The live tracking API is also where the limitations of Rocket come into play: as this API operates with hanging requests for simplicity, each livetracking client consumes one thread. This will scale to hundreds of clients (because threads are not as inefficient as often assumed, it turns out that the kernel is not bad at doing what Tokio does, namely I/O event multiplexing and dispatching), but probably not to tens of thousands, mostly due to memory requirements of threads. I haven’t really benchmarked this so far, as the limitations are quite clear. Another issue of this approach is that live tracking clients will potentially starve ingestion clients, once no threads are left over – this would be a good first issue to worry about before enhancing scalability.

In any case, Geohub has been working very reliably for me and some friends. No crashes have been reported, and I don’t have to care about day-to-day maintenance.

Ingestion

Now with all the technical stuff out of the way, let’s take a look at how Geohub is actually used. I mentioned above that there are various apps already allowing ingestion, which is pleasant, as I didn’t have to write my own. Apart from that, I wrote two Python clients that can be found in the examples directory.

One is called track_ICE, and does just that: German high speed trains (ICE, InterCity Express) and most IC (InterCity) trains present a location API on their on-board WiFi. Then, even with poor GPS reception, we can log reliable location updates to a Geohub instance. Due to some sampling issues (the reported location is only updated every couple seconds), this is slightly worse than an actual GPS receiver – but obviously much better than the spotty GPS signal inside a train.

The other one connects to gpsd and enables high-frequency high-accuracy ingestion of NMEA reported points. We can either use a computer-attached GPS receiver and report the gpsd data, or use a gpsd forwarding app on a phone sending NMEA UDP packets to a gpsd instance which makes it available to the gpsd.py script.

Both scripts are relatively short, showing how easy it is to ingest points to Geohub: all that’s needed is import json and import requests!

There is also a web-based ingestion script called trackme.html, which uses XHR requests to deliver Location API data from the browser to the API: I mostly used this for debugging, as it’s not very reliable for long-term data recording.

TrackMe

UI

Finally, we want to make the ingested data available to our friends. For that, I wrote a bare-bones UI which has proven to be quite reliable. Without any framework, it loads quickly on all devices and has in general proven quite useful. It issues XHR requests to the live tracking endpoint described above, offering real-time location updates. I chose MapBox as map provider, as I like their style; the map is embedded using Leaflet, meaning that other map providers can be integrated without trouble too. A tooltip shows the most recent location, along with timestamp and speed. The location accuracy is indicated with a circle, and a the complete track can be downloaded as either GPX or GeoJSON file.

LiveMap

Conclusion

Even though this project is far from being highly polished, I’ve had quite some fun with it. It took only a couple lines of code to write both backend and UI, and has proven very stable so far.

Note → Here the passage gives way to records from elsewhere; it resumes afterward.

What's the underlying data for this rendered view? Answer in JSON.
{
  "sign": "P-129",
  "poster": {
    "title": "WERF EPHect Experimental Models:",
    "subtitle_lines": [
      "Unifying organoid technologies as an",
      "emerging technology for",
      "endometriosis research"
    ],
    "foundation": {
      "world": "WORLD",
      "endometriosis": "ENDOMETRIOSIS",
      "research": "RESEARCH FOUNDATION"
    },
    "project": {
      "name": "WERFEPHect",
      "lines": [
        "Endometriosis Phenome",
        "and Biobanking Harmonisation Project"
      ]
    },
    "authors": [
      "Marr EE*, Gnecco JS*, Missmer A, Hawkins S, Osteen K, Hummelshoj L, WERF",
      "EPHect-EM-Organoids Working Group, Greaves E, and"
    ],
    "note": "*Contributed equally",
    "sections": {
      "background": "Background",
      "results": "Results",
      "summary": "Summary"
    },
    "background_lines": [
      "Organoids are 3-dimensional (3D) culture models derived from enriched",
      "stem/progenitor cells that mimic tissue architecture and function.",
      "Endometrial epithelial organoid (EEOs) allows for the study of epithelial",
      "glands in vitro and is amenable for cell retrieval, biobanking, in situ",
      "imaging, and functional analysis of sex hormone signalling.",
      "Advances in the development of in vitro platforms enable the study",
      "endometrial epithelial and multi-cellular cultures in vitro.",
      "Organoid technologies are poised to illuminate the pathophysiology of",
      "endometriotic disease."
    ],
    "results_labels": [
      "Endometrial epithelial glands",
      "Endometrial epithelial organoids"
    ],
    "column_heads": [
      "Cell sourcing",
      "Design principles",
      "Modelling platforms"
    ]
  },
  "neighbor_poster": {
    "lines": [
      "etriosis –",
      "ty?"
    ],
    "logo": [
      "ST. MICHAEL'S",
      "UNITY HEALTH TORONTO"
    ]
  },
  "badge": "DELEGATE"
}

Of all the potential improvements, I’m planning to look into using a more asynchronous model next, to allow for better scalability. On the same issue, it would be nice to use websockets instead of hanging HTTP requests for the live updates – with modern Rust web frameworks, I’m sure there already exists a solution for this. Rocket is supposed to come out with a Tokio-based release 0.5 soon-ish (?), and with PostgreSQL libraries based on Tokio already being available, there shouldn’t be much stopping me from migrating. At that point, nothing should be in the way of scaling to thousands of clients.